В тот день я уловил несколько слов, которые бабушка сказала молочнице, простертой на полу в блаженном забытьи… Женщины говорили о полевых работах, о сборе гречихи… И я был поражен, услышав, как Шарлотта с полным знанием дела толкует о крестьянских делах. И главное, ее русский язык, всегда такой чистый, такой изящный, ничуть не диссонировал с пряным, шершавым и образным языком Авдотьи. Коснулся разговор и неизбежного сюжета – войны: муж молочницы был убит на фронте. Жатва, гречиха, Сталинград… А вечером Шарлотта будет рассказывать нам о наводнении в Париже или прочтет несколько страниц из Гектора Мало! Я чувствовал, как далекое, смутное прошлое – на этот раз русское – поднимается из глубин ее минувшей жизни.
Авдотья вставала, целовала бабушку и пускалась в обратный путь через бесконечные поля, под степным солнцем, в телеге, утопавшей в океане высоких трав и цветов… В тот раз я заметил, как в прихожей перед уходом она бережно и нерешительно дотронулась своими грубыми пальцами крестьянки до изящной статуэтки на комоде, которая изображала нимфу со струящимся телом, оплетенным извилистыми стеблями, – фигурка начала столетия, один из немногих, чудом уцелевших осколков прошлого…
Как это ни странно на первый взгляд, оценить смысл того необычного, нездешнего, что было в нашей бабушке, нам помог местный пьяница Гаврилыч. Это был человек,.который наводил страх уже одной своей покачивающейся фигурой, стоило ей появиться из-за росших во дворе тополей. Причудливым зигзагом своей походки он нарушал движение на главной улице, бросая вызов милиционерам; он поносил власти; от его оглушительной ругани дрожали стекла, а стайку бабуль сметало со скамьи. Так вот этот самый Гаврилыч, встречая бабушку, останавливался и, стараясь задержать дыхание, пропитанное водочным перегаром, с подчеркнутым уважением выговаривал:
– Здравствуйте, Шарлотта Норбертовна!
Он один во всем дворе звал бабушку ее французским именем, правда слегка русифицированным. Более того, неизвестно когда и каким образом, он узнал, как звали отца Шарлотты, и образовал от его имени экзотическое отчество «Норбертовна» – высший знак вежливости и предупредительности в его устах. Мутные глаза Гаврилыча прояснялись, богатырское тело обретало относительное равновесие, и, несколько раз не совсем уверенно мотнув головой, он заставлял свой размягченный алкоголем язык проделать сложный трюк звуковой акробатики:
– Как вы себя чувствуете, Шарлотта Норбертовна?
Бабушка отвечала на приветствие и даже обменивалась с Гаврилычем несколькими словами, не лишенными воспитательного подтекста. В такие минуты наш двор выглядел очень странно: бабули, согнанные со скамейки буйным появлением на сцене пьяницы, искали спасения на крыльце большого деревянного дома напротив, дети прятались за деревьями, к окнам приникали лица со смешанным выражением страха и любопытства. А на арене наша бабушка вела дискуссию с прирученным Гаврилычем. Впрочем, Гаврилыч был совсем не дурак. Он давно понял, что его роль выходит за пределы пьяных скандалов. Он чувствовал, что в какой-то мере необходим для хорошего психического самочувствия нашего двора. Гаврилыч давно уже стал персонажем, типом, достопримечательностью – рупором непредсказуемой, причудливой судьбы, столь милой русскому сердцу. И тут вдруг – эта француженка со спокойным взглядом серых глаз, элегантная даже в самом простом платье, тоненькая и совсем непохожая на других женщин своего возраста, бабуль, которых он только что согнал с их насеста.

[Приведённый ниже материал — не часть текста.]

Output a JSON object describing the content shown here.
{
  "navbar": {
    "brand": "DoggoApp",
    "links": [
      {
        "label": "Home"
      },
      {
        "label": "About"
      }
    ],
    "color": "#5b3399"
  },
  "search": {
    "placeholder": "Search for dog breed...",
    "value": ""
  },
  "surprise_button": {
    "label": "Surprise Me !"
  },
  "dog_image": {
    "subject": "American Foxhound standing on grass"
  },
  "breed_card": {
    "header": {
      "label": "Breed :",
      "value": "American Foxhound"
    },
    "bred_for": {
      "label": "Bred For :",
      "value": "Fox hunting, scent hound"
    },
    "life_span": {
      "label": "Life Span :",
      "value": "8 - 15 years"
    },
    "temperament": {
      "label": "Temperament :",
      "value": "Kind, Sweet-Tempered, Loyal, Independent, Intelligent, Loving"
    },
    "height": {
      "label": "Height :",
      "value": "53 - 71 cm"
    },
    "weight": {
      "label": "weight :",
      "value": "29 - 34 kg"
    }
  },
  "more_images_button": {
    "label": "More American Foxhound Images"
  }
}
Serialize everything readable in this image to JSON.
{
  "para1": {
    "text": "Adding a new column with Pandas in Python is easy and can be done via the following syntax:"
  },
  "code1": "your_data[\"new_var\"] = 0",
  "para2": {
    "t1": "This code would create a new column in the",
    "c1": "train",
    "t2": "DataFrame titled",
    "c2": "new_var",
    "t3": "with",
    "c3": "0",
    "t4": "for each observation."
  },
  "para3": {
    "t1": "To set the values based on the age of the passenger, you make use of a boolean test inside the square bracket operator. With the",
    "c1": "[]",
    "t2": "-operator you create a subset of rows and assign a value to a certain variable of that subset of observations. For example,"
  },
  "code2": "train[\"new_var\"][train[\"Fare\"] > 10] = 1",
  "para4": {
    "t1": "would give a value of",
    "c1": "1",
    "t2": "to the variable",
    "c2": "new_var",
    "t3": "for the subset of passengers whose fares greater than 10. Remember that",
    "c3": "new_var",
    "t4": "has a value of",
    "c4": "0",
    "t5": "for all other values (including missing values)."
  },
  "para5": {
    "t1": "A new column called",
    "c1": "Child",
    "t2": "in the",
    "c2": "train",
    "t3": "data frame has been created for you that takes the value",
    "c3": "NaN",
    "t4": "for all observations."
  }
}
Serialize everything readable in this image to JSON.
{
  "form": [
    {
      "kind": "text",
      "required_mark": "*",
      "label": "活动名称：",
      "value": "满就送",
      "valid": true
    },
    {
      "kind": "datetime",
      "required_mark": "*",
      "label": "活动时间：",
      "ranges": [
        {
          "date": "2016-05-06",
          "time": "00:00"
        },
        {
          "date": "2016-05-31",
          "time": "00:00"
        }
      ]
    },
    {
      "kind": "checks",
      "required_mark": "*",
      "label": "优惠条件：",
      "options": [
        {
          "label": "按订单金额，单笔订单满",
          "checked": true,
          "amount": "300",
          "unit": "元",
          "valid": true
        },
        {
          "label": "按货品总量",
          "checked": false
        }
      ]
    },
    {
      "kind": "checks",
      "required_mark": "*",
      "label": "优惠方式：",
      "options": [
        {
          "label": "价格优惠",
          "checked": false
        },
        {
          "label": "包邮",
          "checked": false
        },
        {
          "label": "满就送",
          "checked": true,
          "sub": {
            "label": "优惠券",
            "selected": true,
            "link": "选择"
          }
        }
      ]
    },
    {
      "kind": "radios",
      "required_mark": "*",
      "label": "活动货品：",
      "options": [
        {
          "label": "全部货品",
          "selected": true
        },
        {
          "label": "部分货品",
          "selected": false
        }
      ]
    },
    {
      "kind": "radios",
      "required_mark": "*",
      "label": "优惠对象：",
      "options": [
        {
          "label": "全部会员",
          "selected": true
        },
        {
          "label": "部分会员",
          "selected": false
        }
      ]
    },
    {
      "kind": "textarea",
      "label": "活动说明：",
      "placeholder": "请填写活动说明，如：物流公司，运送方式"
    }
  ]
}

Однажды, желая сказать Шарлотте еще что-нибудь, кроме обычных слов приветствия, Гаврилыч откашлялся в свой громадный кулак и прогудел:
– Выходит, вы тут совсем одна в наших степях, Шарлотта Норбертовна… Благодаря этому неуклюжему замечанию я смог представить себе (а до этого не представлял никогда) нашу бабушку зимой, без нас, одну в своей комнате.
В Москве или в Ленинграде все было бы по-другому. Людская пестрота большого города стерла бы своеобычность Шарлотты. Но Шарлотта оказалась в маленькой Саранзе, словно созданной для того, чтобы каждый прожитый день как две капли воды походил на другой. И поэтому ее прошлое оставалось всегда рядом, словно случилось вчера.
Такой была Саранза – застывшая на краю степей в глубоком изумлении перед бесконечностью, открывавшейся у ее дверей. Кривые пыльные улочки неутомимо карабкались на взгорки, над деревянными заборами нависала зелень садов. Солнце, сонные дали. И прохожие, которые возникали в конце улицы, и казалось, идут, идут и никогда до тебя не дойдут.